A simple enough question, one I’ve asked myself many times, the difficult as always is in the answer!

From a personal perspective to be changemaker you need to be able to visualise, plan for and demonstrate that change is or will occur and that really it has a positive social impact. And there are many ways in which that can be done. From simple tools which look at impact measurement to very complex matrices which look at the investment, outputs, outcomes and impact and give me a headache.

I recently attended a session with the Social Enterprise London on measuring social impact and found to my surprise there is a simple mechanism which can be used at any stage of a project.

The Map IT process takes you through the journey of the project from activities and outputs through to short term outcomes and longer term impact. The hardest being the end goal, but taking a step by step approach I found this became easier. This is something which you may wish to review – do I start with what I’m doing and see what change/impact will occur or do I start with where I want to impact and work towards what activities need to be done?

Resources
What resources do you have (or will acquire) to complete the activities e.g. trainers

Activities
What are the products, projects or processes that allow you to fulfil your objectives? e.g. a training programme

Outputs
What is produced as a direct result of these actions? Generally depict completion of activity e.g. 15 participants complete training programme

Short Term Outcomes
What benefit or change is accomplished, in the short term, as a direct result of the output

Long term Outcomes/Impact
What your organisation is able to achieve and is attributed to your organisation over the long-term as a result of combined outcomes

This simple mapping process is of course a start, but it allows you to have a quick insight into what impact your projects or activities could have and importantly for me why. I applied this process recently to a DesignJam challenge – at first the others on my group thought I was mad, but then they could see that our project was going to have an larger impact and it strengthened our resolve, our drive and refined our brief.

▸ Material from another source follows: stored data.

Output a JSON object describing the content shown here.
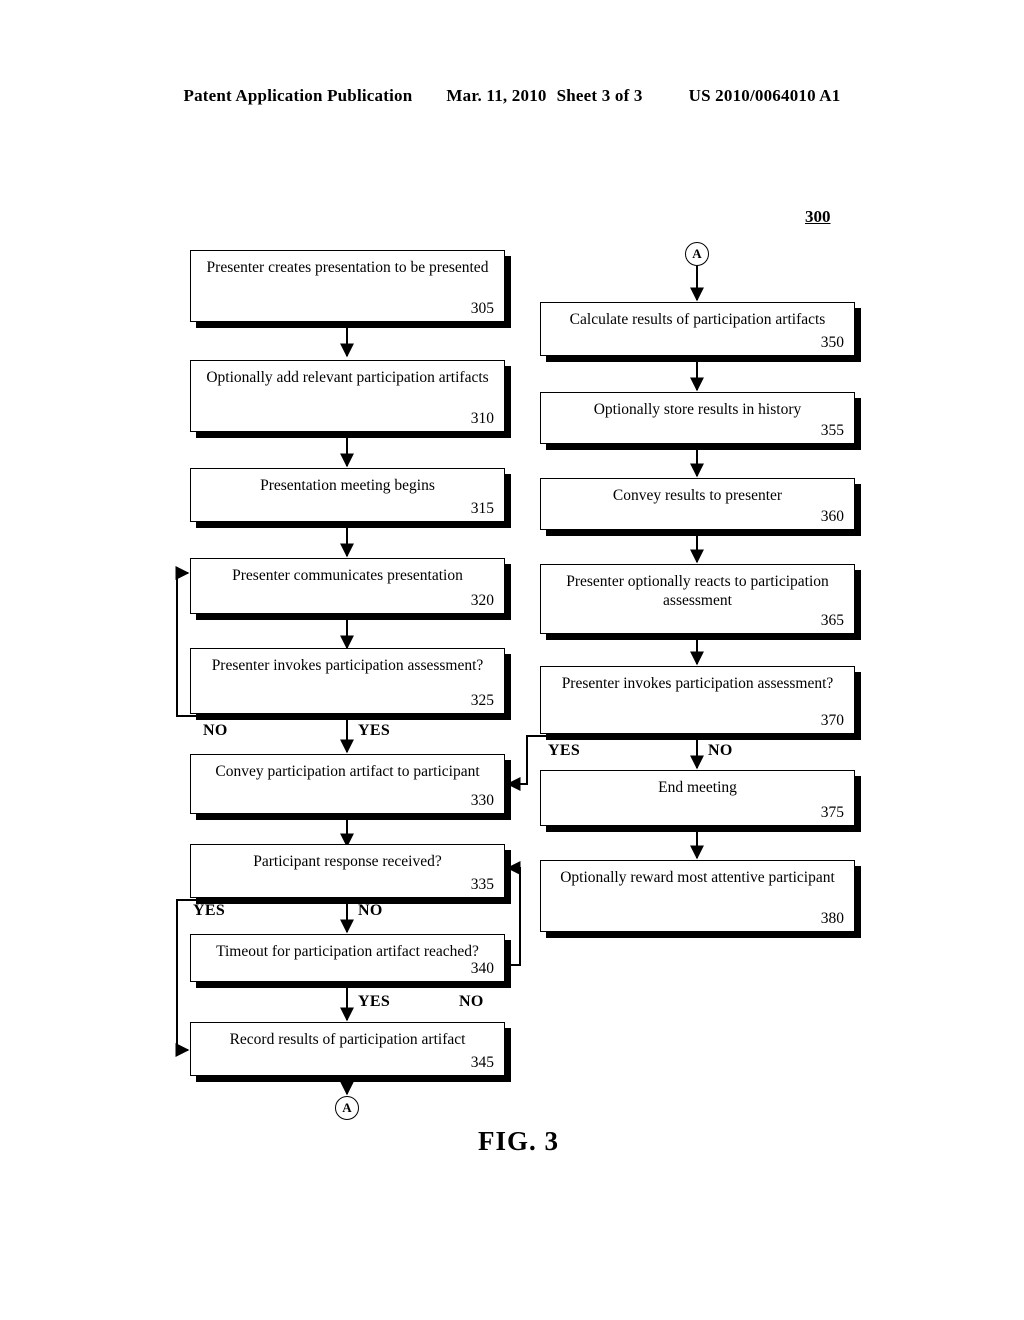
{
  "header": {
    "publication": "Patent Application Publication",
    "date": "Mar. 11, 2010",
    "sheet": "Sheet 3 of 3",
    "patent_number": "US 2010/0064010 A1"
  },
  "figure": {
    "caption": "FIG. 3",
    "flow_reference": "300",
    "connector_label": "A"
  },
  "boxes": [
    {
      "id": "305",
      "text": "Presenter creates presentation to be presented",
      "num": "305"
    },
    {
      "id": "310",
      "text": "Optionally add relevant participation artifacts",
      "num": "310"
    },
    {
      "id": "315",
      "text": "Presentation meeting begins",
      "num": "315"
    },
    {
      "id": "320",
      "text": "Presenter communicates presentation",
      "num": "320"
    },
    {
      "id": "325",
      "text": "Presenter invokes participation assessment?",
      "num": "325"
    },
    {
      "id": "330",
      "text": "Convey participation artifact to participant",
      "num": "330"
    },
    {
      "id": "335",
      "text": "Participant response received?",
      "num": "335"
    },
    {
      "id": "340",
      "text": "Timeout for participation artifact reached?",
      "num": "340"
    },
    {
      "id": "345",
      "text": "Record results of participation artifact",
      "num": "345"
    },
    {
      "id": "350",
      "text": "Calculate results of participation artifacts",
      "num": "350"
    },
    {
      "id": "355",
      "text": "Optionally store results in history",
      "num": "355"
    },
    {
      "id": "360",
      "text": "Convey results to presenter",
      "num": "360"
    },
    {
      "id": "365",
      "text": "Presenter optionally reacts to participation assessment",
      "num": "365"
    },
    {
      "id": "370",
      "text": "Presenter invokes participation assessment?",
      "num": "370"
    },
    {
      "id": "375",
      "text": "End meeting",
      "num": "375"
    },
    {
      "id": "380",
      "text": "Optionally reward most attentive participant",
      "num": "380"
    }
  ],
  "branch_labels": {
    "b325_no": "NO",
    "b325_yes": "YES",
    "b335_yes": "YES",
    "b335_no": "NO",
    "b340_yes": "YES",
    "b340_no": "NO",
    "b370_yes": "YES",
    "b370_no": "NO"
  },
  "connectors": {
    "top_a": "A",
    "bottom_a": "A"
  }
}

So, if you’re a changemakers you need to have walked through a simple model of seeing the end impact, knowing roughly where the impact will occur.

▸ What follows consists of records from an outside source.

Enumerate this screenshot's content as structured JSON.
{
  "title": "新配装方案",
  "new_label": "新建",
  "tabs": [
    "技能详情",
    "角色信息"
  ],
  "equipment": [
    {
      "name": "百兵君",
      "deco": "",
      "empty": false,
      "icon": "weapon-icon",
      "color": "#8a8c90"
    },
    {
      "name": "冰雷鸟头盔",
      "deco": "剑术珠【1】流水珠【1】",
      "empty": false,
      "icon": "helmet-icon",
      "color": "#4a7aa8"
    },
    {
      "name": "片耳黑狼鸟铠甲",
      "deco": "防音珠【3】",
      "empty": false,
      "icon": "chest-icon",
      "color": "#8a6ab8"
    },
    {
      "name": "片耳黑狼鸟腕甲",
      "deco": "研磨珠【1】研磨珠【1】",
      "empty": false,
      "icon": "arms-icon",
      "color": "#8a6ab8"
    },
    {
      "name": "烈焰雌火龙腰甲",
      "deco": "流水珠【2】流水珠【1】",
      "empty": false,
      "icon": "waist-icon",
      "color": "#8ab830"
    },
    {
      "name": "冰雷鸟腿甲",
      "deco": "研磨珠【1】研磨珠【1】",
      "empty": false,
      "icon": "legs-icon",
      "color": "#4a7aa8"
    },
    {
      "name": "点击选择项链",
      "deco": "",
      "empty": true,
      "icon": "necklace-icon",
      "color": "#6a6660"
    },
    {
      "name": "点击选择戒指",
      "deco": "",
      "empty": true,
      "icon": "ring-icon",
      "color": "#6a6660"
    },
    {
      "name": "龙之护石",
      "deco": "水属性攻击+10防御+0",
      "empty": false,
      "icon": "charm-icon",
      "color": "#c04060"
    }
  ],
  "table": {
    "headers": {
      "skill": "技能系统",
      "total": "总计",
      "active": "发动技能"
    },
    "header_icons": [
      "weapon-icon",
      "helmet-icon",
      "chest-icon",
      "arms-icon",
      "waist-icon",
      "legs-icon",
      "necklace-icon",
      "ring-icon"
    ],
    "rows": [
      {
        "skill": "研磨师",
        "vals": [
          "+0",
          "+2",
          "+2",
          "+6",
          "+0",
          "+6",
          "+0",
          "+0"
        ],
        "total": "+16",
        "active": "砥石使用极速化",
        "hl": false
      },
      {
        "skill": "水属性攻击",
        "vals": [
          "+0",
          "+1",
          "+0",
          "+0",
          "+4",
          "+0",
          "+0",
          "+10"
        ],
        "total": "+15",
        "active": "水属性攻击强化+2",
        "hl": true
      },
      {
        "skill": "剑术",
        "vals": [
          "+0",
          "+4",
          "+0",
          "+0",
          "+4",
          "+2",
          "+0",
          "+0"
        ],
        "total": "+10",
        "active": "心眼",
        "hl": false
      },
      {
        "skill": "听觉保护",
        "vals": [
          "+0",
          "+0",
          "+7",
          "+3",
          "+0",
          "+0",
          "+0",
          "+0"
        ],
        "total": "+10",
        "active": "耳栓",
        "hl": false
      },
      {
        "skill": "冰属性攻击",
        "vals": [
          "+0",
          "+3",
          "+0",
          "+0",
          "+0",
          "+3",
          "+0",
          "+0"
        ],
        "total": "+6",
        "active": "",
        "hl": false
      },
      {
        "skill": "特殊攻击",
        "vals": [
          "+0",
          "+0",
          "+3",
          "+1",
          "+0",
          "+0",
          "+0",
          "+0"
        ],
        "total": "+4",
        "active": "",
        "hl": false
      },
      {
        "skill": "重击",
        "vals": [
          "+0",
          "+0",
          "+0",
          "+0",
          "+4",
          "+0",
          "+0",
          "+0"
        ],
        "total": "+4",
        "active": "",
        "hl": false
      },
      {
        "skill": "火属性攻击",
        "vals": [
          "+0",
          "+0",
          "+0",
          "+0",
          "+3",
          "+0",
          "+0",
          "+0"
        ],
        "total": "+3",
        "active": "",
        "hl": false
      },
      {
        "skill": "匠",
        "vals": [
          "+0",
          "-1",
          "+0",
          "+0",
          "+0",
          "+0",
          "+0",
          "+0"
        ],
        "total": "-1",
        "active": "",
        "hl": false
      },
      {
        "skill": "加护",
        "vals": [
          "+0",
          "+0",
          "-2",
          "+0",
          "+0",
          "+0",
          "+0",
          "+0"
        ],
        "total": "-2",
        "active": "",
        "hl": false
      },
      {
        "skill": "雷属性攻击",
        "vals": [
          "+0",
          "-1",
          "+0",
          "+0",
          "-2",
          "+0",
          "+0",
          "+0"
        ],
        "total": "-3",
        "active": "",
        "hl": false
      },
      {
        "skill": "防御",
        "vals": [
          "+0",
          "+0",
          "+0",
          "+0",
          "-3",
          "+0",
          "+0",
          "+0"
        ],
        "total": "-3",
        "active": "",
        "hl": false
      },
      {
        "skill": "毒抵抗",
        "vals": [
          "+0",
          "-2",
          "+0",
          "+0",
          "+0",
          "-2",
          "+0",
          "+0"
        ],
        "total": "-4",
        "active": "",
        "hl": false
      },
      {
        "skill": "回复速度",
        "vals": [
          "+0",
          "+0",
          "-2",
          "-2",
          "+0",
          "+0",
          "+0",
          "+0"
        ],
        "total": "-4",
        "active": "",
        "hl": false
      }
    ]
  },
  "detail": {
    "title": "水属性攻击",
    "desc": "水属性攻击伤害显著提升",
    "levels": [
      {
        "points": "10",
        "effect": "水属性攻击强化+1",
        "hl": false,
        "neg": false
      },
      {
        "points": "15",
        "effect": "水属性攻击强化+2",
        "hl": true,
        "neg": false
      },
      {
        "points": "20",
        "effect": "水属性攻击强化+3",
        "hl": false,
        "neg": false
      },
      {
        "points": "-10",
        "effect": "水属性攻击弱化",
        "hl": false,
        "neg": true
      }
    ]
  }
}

The other challenge is ‘well would this change happen anyway’ – can I prove the activities are really having the impact we expect?  I always remember when writing a business case is that option is always  ‘do nothing’ and then think through what would happen not if we go down plan a or plan b but what happens if we didn’t do anything at all

Take ECTO for example – what if percolab had decided to continue working from home and cafes would ECTO have formed anyway, if not where would all the members be now, what projects and collaboration wouldn’t have formed – this is easy in hindsight, but hindsight and foresight when measuring impact and seeing the change is what we need to do

And sometimes doing nothing seems the easiest option of all, but the real trick is knowing and applying the actions at the right time, to the right people in the right place and all that comes with a mix of intuition, trial and error (risk) and walking through it using something similar to the method above.

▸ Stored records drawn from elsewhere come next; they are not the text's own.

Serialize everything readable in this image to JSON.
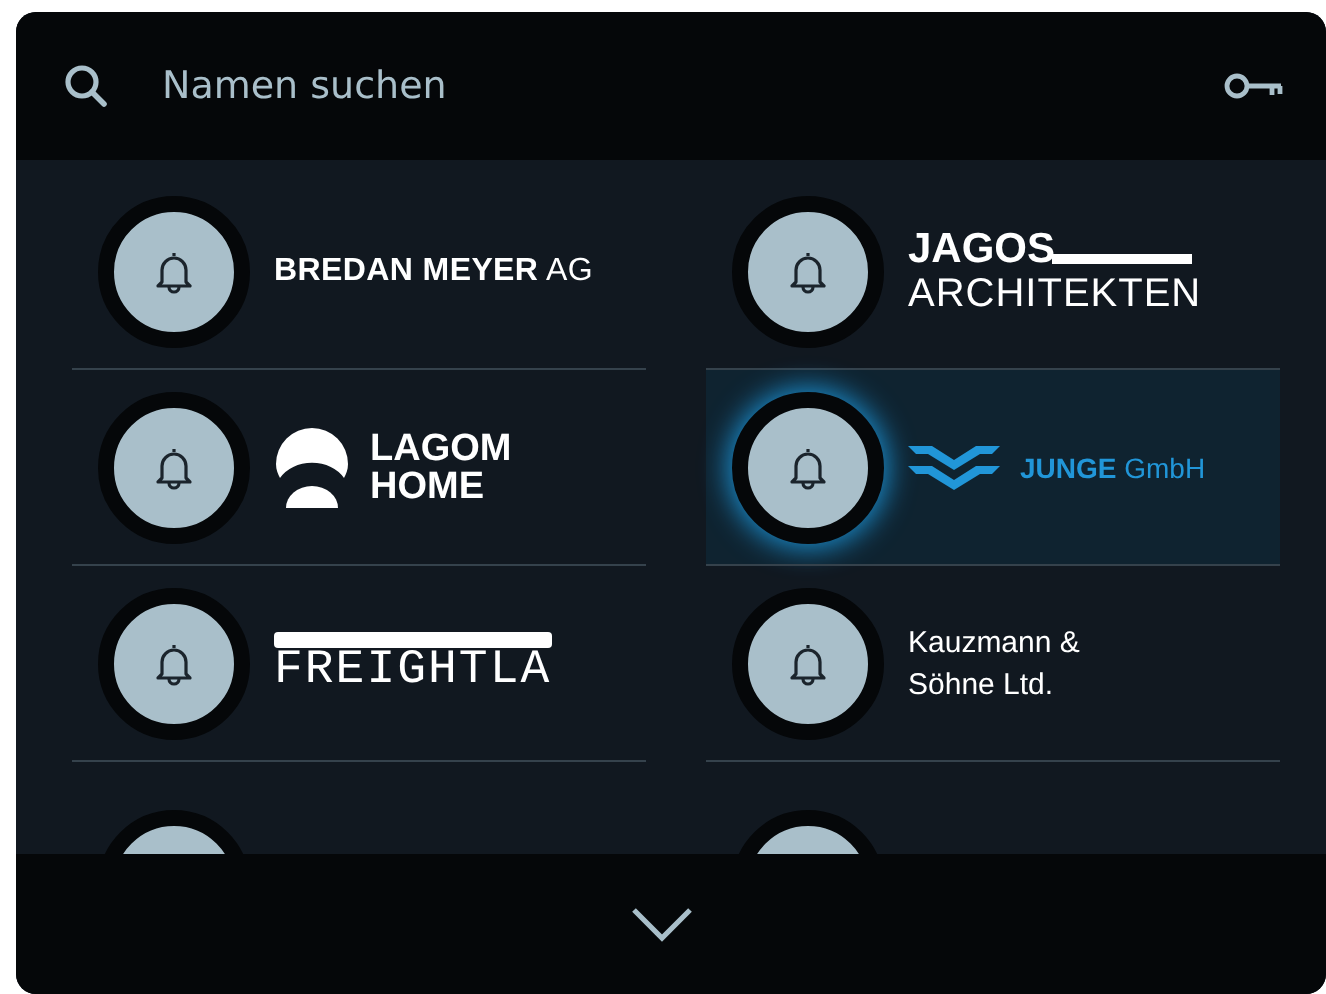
{
  "search": {
    "placeholder": "Namen suchen"
  },
  "entries": [
    {
      "kind": "wordmark",
      "lines": [
        "**BREDAN MEYER** AG"
      ],
      "selected": false
    },
    {
      "kind": "stacked",
      "lines": [
        "JAGOS",
        "ARCHITEKTEN"
      ],
      "selected": false
    },
    {
      "kind": "emblem",
      "lines": [
        "LAGOM",
        "HOME"
      ],
      "selected": false
    },
    {
      "kind": "waves",
      "lines": [
        "**JUNGE** GmbH"
      ],
      "selected": true
    },
    {
      "kind": "stencil",
      "lines": [
        "FREIGHTLA"
      ],
      "selected": false
    },
    {
      "kind": "plain",
      "lines": [
        "Kauzmann &",
        "Söhne Ltd."
      ],
      "selected": false
    },
    {
      "kind": "partial",
      "selected": false
    },
    {
      "kind": "partial",
      "selected": false
    }
  ]
}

Introduction to Social Outcomes and Impact Assessment

A half-day workshop to see how social enterprises impact on social outcomes. Working with public sector organistions especially in today’s economical downturn, we understand that demonstrating success and impact links closes to the outcome of any projects as well as our own projects – equipage, ecto and many more in the future!

Gone are the days when organisations would take the risk ‘build it and they will come’, there is shift, for the better, to understanding the social impact of projects, products and the organisation itself.

Delivered by Social Enterprise London. The course was entitled: ‘introduction to social outcomes and impact assessment‘.